MI RECUERDO DE LEOPOLDO CHIAPPO
Me he despertado a las cuatro de la mañana con la idea del título de una nueva obra que preparo. Me preguntaba si debía dejarlo en "La Filosofía como historicismo ontológico" o cambiarlo por "Filosofía, Verdad e Historia". Y de pronto, como un rayo caído de lo alto, vino a mi mente el recuerdo de Leopoldo Chiappo. Un distinguido maestro que tanto meditó sobre la vida del espíritu me estaría diciendo que oiga a mi espíritu para definir el título.
Mi recuerdo del filósofo Leopoldo Chiappo Galli (1924-2010) es muy grato a pesar de ser breve. Efectivamente, apenas nos vimos dos veces, pero fueron suficientes para consolidar una amistad espiritual. La primera en un evento filosófico de la Universidad Ricardo Palma, donde me extendió la invitación para visitarlo en su domicilio, y la otra en su propio departamento ubicado en Miraflores, donde intercambiamos libros. Allí me recibió con su bella pareja Hilda Espejo, que nos ofreció un delicioso chocolate caliente y unas galletitas de azúcar para acompañar nuestra conversación y combatir el frío limeño de un gélido mes de abril de 1998.
Vivía en un cómodo y pequeño departamento miraflorino, muy ordenado, limpio y rodeado de muchos libros. Era una calle cuyo nombre no recuerdo, pero que estaba ubicado apenas a una cuadra de la Avenida Benavides. Me recibió amablemente con una amplia sonrisa, su cabeza ya estaba cubierta por la nieve de los años. Su persona irradiaba la característica simpatía de sus ancestros italianos. Lo acompañaba una bella dama, de ojos hermosos, finos labios, talante encantador, de largo cabello negro azabache, y que muchos años después me enteré de que sería su segunda esposa.

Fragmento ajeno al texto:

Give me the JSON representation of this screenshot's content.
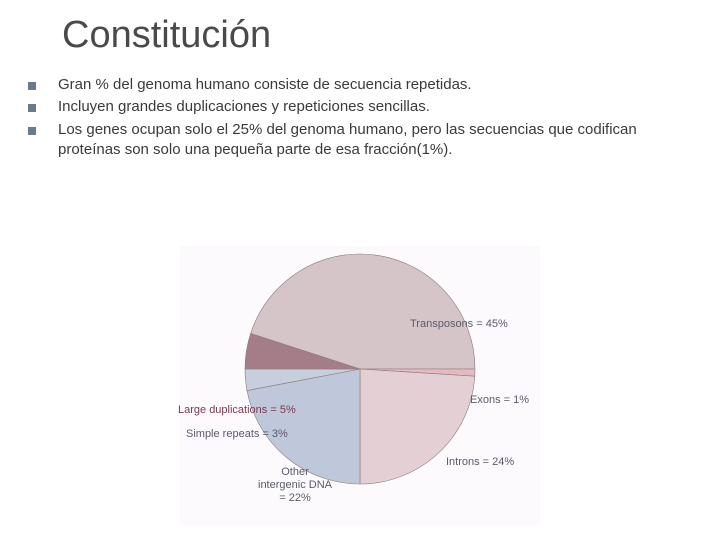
{
  "title": "Constitución",
  "bullets": [
    "Gran % del genoma humano consiste de secuencia repetidas.",
    "Incluyen grandes duplicaciones y repeticiones sencillas.",
    "Los genes ocupan solo el 25% del genoma humano, pero las secuencias que codifican proteínas son solo una pequeña parte de esa fracción(1%)."
  ],
  "chart": {
    "type": "pie",
    "background": "#fcfafc",
    "stroke": "#8a7a7a",
    "stroke_width": 0.6,
    "radius": 115,
    "slices": [
      {
        "label": "Transposons = 45%",
        "value": 45,
        "color": "#d6c5c8"
      },
      {
        "label": "Exons = 1%",
        "value": 1,
        "color": "#e6b9c2"
      },
      {
        "label": "Introns = 24%",
        "value": 24,
        "color": "#e4cfd5"
      },
      {
        "label": "Other intergenic DNA = 22%",
        "value": 22,
        "color": "#bfc7da"
      },
      {
        "label": "Simple repeats = 3%",
        "value": 3,
        "color": "#c7cfdf"
      },
      {
        "label": "Large duplications = 5%",
        "value": 5,
        "color": "#a57d88"
      }
    ],
    "labels": {
      "trans": "Transposons = 45%",
      "exons": "Exons = 1%",
      "introns": "Introns = 24%",
      "other_l1": "Other",
      "other_l2": "intergenic DNA",
      "other_l3": "= 22%",
      "simple": "Simple repeats = 3%",
      "dup": "Large duplications = 5%"
    }
  }
}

Conversamos sobre la vida del espíritu, su devaluación en la vida presente, y la necesidad de recuperar su brillo iluminador. Acto seguido me dedicó su edificante pequeño librito intitulado "La ardiente vida del espíritu o de la plenitud". Era un pequeño y enjundioso libro elaborado sobre una pregunta y veinte palabras de Romano Guardini. Y junto a ello también me dio con dedicatoria la copia de su artículo "Éxtasis místico y éxtasis químico" publicado en la Revista de neuropsiquiatría (60: 279-282, 1997). Allí denunciaba la vida acelerada moderna que impedía el repliegue interno, la meditación, la auténtica espiritualidad, y que en compensación empujaba a la falsa espiritualidad mediante las drogas.

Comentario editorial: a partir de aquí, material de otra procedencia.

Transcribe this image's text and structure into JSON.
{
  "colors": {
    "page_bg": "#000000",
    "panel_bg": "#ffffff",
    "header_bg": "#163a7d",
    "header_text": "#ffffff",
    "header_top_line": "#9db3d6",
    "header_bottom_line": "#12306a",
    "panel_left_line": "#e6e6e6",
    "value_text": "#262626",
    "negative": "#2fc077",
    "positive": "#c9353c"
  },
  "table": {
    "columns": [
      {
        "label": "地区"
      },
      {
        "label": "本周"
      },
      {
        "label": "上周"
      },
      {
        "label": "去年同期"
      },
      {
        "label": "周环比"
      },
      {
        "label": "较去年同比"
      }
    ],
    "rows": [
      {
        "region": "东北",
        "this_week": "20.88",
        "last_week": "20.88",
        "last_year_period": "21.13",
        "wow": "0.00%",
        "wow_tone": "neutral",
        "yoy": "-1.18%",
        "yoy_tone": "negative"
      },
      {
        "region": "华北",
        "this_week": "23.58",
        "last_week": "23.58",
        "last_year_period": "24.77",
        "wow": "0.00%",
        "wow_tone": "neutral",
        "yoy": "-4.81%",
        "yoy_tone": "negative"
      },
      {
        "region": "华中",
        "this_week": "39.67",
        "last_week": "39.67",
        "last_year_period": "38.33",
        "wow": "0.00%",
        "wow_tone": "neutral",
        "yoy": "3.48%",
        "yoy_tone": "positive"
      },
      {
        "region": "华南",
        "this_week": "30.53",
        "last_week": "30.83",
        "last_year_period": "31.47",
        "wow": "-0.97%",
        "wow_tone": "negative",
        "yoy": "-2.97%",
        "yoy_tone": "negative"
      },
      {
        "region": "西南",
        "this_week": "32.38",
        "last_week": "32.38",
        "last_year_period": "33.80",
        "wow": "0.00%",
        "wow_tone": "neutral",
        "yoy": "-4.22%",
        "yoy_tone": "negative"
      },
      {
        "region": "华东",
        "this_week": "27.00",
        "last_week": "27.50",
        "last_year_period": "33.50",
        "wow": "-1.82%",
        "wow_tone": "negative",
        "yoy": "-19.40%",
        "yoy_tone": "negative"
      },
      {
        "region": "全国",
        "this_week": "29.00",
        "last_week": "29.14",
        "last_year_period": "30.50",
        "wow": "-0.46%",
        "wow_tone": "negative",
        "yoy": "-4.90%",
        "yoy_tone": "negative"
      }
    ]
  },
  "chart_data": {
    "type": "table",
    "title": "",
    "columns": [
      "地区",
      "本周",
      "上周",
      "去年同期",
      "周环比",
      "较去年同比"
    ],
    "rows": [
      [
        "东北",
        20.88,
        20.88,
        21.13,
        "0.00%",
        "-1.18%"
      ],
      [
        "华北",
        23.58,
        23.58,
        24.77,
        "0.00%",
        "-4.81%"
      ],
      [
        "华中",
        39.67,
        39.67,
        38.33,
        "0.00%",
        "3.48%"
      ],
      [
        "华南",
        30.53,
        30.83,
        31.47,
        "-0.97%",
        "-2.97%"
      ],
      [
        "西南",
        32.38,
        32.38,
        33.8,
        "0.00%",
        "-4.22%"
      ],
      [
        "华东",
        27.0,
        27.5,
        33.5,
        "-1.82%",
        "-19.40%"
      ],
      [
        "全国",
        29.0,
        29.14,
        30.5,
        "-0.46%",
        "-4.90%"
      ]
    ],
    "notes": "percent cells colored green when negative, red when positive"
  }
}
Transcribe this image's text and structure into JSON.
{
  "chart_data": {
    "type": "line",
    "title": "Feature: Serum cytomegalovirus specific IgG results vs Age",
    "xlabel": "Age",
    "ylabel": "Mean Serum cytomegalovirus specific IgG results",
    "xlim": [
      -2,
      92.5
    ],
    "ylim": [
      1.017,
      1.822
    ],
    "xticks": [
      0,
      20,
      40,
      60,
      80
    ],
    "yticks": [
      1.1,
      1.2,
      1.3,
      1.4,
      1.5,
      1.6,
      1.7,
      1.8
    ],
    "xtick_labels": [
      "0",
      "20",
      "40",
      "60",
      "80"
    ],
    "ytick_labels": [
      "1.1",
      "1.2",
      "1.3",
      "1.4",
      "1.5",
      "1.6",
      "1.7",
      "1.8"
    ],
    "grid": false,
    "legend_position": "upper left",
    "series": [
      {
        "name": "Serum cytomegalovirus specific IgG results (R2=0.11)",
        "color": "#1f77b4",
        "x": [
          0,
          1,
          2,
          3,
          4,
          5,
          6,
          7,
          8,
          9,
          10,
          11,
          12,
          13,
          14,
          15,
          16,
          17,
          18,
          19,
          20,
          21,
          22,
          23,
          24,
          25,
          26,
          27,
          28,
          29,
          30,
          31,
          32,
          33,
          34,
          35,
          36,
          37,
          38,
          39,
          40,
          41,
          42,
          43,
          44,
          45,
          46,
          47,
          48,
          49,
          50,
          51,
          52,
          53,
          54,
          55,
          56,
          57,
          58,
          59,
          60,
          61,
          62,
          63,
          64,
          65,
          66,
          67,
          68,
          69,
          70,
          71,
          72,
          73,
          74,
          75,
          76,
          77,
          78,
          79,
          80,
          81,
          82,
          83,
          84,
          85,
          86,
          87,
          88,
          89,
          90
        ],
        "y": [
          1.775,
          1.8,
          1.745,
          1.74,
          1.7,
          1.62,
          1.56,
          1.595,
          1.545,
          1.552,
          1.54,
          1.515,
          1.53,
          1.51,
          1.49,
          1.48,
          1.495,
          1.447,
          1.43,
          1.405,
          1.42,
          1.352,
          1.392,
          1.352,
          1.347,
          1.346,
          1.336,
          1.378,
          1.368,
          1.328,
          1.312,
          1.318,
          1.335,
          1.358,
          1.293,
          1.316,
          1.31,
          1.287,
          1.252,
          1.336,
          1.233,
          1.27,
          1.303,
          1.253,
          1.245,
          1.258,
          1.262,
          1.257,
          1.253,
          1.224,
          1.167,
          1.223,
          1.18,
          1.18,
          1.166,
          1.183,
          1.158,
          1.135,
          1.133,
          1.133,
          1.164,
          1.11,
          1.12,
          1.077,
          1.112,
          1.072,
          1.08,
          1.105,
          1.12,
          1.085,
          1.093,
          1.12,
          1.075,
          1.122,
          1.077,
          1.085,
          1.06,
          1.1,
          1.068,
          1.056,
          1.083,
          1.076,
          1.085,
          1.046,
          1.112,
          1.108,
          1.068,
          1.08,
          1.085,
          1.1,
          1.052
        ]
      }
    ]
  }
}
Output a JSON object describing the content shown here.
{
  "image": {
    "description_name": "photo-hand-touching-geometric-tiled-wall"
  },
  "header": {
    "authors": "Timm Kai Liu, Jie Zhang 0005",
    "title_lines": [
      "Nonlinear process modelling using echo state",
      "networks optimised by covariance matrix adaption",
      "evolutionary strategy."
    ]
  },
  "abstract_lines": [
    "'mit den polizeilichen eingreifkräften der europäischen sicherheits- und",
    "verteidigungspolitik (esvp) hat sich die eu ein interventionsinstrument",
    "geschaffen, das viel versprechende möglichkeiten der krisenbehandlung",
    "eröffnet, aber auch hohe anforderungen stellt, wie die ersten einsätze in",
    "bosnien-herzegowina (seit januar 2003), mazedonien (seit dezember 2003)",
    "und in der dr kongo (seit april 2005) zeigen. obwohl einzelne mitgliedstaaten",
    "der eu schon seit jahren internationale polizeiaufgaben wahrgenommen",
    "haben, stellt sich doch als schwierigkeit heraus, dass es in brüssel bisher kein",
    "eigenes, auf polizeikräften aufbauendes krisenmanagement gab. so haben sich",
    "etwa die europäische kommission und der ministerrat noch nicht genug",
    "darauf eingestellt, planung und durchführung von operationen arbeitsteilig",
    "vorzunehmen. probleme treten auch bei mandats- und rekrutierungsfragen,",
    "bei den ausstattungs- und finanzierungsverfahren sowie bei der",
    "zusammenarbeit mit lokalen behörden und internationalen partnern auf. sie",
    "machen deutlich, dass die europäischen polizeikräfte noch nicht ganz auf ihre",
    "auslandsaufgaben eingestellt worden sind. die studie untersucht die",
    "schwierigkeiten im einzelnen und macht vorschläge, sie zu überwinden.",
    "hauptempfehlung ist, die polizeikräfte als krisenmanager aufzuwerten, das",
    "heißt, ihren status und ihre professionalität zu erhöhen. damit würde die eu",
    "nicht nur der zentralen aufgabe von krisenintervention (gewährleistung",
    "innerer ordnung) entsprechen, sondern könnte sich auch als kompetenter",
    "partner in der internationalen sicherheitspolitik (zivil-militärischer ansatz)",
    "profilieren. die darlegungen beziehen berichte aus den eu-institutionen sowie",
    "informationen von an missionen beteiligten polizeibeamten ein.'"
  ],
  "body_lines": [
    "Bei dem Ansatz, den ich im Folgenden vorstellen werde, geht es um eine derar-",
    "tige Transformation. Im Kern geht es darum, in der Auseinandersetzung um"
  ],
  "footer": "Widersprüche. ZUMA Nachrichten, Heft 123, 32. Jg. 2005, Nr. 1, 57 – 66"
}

Yo era apenas un joven de unos 39 años, que había escrito unos cuantos libros, y él un consagrado maestro dantólogo. Conocía su sugerente libro sobre Nietzsche y sus sesudos volúmenes sobre Dante. Y sobre los cuales los peruanos todavía esperamos la publicación de sus Obras Completas, quizá por la Universidad Cayetano Heredia, a la cual tantos años, talento y esfuerzo dedicó. Pero, sin duda, conocerlo personalmente era el verdadero suceso excepcional. Yo tuve esa suerte. Su voz tenía un timbre muy especial. Era la voz de un maestro que expresaba las palabras de un espíritu vivo y vibrante. Su mirada también tenía la luz inquisitiva del genio. Sus manos huesudas y finas parecían las de un pianista. Hombre sencillo, de profundidad y pureza del alma.
Desde nuestro primer encuentro en la Universidad hicimos buenas migas. En el evento nos sentaron juntos en el podium, y tras mi disertación se me acercó al oído y me susurró: "Usted es un defensor de la vida del espíritu, luego conversamos que tengo un librito a propósito". Así era Chiappo. Sincero, espontáneo, abierto, sensible, comunicativo y veraz. Acto seguido su breve conferencia me impresionó por la profundidad de sus ideas y fineza conceptual. Sentí una descarga eléctrica que establecía un fuerte vínculo entre nosotros, porque nuestros espíritus protestaban por la devaluación de lo espiritual y el eclipse de lo eterno.
Esas fueron las dos únicas ocasiones que tuvimos para escucharlo e intercambiar opiniones personalmente. Años más tarde me enteré de que fallecía a los 85 años en 2010. El fino psicólogo y agudo filósofo chosicano está hoy en el Empíreo, partió hacia la vida ardiente del espíritu, dejándonos una estela imborrable de su paso por este mundo. Le estaré siempre agradecido por su profundo mensaje de vigencia permanente. ¡Vive para siempre, querido don Leopoldo, amigo y maestro de siempre!